An Estate Includes ALL Assets

Another misconception of estate planning is that you need to be rich or own a large amount of property to have an estate plan. Every personal and financial asset is an integral piece in legacy planning.

As modern financial markets change, even online assets like your social media accounts should be considered as part of effective estate planning. Digital assets, such as online savings accounts, may be well-hidden and difficult to access through varied layers of complex security if no one else has your login information. Providing loves ones with specific rights and access to online accounts is a serious and necessary consideration for estate planning in the digital era.

A Will Isn’t Enough and May Not Be Your Best Option

Estate planning begins with a will or living trust, but having one doesn’t complete your estate plan. A will itself will provide your instructions, but it won’t avoid probate. Jointly-owned property and assets that let you name beneficiaries can often allow your loved ones to avoid probate, which is why it is so important to name beneficiaries on your assets.

An irrevocable living trust is usually a good option for many families, because it helps your family avoid probate and brings all your assets (even the ones with designated beneficiaries) together in one plan. Another huge benefit of the irrevocable living trust is that it is valid in every state and is easy for you to update. You can designate a trustee to manage your estate until beneficiaries reach the age you determined they would inherit your assets.

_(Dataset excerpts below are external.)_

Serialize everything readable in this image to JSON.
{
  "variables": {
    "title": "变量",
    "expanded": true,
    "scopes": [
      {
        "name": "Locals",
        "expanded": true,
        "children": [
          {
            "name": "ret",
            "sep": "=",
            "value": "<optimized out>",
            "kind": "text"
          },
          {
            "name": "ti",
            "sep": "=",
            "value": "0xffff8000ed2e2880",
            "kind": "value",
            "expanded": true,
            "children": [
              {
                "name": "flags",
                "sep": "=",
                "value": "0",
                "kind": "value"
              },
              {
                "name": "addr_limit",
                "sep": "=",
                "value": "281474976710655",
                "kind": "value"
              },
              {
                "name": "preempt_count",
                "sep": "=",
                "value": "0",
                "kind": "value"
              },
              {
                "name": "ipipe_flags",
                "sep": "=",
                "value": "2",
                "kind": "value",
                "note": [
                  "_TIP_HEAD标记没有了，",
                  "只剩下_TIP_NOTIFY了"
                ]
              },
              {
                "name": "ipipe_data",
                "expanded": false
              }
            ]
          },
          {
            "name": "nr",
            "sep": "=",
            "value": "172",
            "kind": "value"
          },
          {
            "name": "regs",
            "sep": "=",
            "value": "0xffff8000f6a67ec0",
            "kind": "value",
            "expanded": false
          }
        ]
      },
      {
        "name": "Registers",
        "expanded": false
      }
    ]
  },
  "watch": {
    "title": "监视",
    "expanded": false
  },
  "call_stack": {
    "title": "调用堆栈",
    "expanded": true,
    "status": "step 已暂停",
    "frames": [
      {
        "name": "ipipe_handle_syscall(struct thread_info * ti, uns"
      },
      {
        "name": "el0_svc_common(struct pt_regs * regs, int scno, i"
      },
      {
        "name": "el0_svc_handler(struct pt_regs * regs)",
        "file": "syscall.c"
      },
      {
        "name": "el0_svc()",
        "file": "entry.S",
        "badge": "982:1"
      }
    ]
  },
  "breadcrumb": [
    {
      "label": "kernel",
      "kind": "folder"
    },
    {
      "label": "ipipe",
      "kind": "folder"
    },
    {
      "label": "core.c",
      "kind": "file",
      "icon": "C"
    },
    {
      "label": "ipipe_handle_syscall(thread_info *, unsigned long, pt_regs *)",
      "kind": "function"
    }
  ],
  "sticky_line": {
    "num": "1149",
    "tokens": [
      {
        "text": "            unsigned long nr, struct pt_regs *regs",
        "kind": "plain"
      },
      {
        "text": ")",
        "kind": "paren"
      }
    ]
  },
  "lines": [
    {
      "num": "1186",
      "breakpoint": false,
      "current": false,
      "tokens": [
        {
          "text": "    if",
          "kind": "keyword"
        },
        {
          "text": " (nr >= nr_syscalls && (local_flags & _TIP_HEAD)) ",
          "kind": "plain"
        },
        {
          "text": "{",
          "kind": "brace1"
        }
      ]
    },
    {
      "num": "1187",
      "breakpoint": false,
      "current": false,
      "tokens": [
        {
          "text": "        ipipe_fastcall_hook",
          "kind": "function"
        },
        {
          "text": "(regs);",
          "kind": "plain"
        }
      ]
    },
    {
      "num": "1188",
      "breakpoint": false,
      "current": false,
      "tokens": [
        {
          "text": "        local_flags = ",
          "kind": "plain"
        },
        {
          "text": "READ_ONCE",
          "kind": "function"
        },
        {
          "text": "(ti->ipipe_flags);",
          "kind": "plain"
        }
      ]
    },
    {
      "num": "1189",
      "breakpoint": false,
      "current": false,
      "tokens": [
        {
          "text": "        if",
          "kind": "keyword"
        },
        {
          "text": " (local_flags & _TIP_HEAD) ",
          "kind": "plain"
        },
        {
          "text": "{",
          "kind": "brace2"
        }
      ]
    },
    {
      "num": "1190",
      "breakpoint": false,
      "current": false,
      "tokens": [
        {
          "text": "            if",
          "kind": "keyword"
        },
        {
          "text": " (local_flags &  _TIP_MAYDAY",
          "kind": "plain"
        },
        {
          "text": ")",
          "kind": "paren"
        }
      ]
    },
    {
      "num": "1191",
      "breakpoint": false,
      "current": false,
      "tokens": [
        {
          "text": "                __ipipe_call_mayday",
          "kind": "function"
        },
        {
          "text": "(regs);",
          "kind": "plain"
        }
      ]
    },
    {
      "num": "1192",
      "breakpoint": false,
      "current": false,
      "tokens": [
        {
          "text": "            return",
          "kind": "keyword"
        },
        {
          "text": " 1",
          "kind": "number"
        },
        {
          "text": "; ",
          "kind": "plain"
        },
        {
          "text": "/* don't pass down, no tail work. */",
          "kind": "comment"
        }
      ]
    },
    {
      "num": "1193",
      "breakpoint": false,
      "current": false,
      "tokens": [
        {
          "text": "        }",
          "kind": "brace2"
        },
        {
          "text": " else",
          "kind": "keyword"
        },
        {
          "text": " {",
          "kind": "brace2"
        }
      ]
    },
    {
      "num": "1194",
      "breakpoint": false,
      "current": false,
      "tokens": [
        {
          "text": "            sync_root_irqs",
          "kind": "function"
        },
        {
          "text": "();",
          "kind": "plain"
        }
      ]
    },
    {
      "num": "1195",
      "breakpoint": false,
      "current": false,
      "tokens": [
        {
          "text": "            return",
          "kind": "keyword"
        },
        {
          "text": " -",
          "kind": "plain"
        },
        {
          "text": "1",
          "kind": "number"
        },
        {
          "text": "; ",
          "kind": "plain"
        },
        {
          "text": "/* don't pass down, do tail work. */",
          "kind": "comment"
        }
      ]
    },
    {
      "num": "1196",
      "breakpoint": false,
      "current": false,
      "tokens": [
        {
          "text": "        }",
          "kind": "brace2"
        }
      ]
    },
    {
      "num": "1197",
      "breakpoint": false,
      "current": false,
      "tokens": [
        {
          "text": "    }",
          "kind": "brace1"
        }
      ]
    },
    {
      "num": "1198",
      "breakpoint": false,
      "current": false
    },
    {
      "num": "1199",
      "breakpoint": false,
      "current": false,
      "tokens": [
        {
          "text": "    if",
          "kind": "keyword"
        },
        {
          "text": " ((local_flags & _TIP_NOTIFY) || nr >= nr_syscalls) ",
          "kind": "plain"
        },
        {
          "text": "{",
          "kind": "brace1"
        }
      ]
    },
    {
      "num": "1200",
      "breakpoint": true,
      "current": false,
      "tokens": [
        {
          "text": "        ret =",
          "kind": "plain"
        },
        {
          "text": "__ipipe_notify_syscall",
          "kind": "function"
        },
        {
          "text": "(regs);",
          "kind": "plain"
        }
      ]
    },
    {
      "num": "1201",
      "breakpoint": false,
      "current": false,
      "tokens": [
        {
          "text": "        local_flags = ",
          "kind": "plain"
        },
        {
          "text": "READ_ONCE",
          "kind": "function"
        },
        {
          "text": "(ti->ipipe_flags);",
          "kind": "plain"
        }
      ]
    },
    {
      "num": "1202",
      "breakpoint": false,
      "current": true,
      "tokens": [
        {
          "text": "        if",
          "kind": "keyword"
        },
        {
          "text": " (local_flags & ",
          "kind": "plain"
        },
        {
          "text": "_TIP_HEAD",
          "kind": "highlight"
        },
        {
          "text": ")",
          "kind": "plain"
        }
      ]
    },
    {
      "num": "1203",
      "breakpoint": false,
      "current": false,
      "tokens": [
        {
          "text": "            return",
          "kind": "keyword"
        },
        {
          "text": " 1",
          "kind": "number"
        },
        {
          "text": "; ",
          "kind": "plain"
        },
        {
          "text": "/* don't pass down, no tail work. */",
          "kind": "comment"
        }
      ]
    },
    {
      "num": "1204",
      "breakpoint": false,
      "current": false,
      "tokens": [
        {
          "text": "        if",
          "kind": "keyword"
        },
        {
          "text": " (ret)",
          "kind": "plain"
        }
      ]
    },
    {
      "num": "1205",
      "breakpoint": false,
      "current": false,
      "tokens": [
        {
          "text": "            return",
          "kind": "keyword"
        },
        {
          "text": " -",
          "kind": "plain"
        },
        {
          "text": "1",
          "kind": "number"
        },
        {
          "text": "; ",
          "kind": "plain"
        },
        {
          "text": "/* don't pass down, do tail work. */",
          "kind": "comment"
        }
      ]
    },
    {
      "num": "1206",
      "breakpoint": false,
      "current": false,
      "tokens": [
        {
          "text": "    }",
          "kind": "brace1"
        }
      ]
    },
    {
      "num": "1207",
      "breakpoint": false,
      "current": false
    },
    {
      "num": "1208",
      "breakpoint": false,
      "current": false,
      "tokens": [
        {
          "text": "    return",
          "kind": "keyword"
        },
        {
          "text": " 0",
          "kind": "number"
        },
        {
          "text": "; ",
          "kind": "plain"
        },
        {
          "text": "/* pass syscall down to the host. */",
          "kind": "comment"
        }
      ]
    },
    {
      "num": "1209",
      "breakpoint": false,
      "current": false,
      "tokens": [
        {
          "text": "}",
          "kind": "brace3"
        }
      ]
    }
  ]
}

Estate Planning is Relevant While You’re Still Alive

Estate planning isn’t just for divvying up assets after you’re gone. Estate planning also includes your healthcare directives in the event you are unable to express your wishes for your medical care. If you are unconscious or incapacitated, having your healthcare directives established in your estate plan will not only ensure your wishes are honored, but it takes the burden off your loved ones to make these impossible decisions in the moment.

Designating a Power of Attorney (POA) will enable the person of your choosing to access your bank accounts, pay your bills, and manage your affairs if you are unable to perform these duties on your own. Without a POA, important financial matters may be abandoned until you recover and that could have long-term consequences for your finances and anyone who relies on them.


Estate planning is as much for you as it is for the people you love the most. From protecting financial assets from being tied up in probate court to eliminating conjecture over what measures you would want doctors to take to preserve your life, proper estate planning will communicate your wishes.

If you don’t have an estate plan, don’t delay any longer.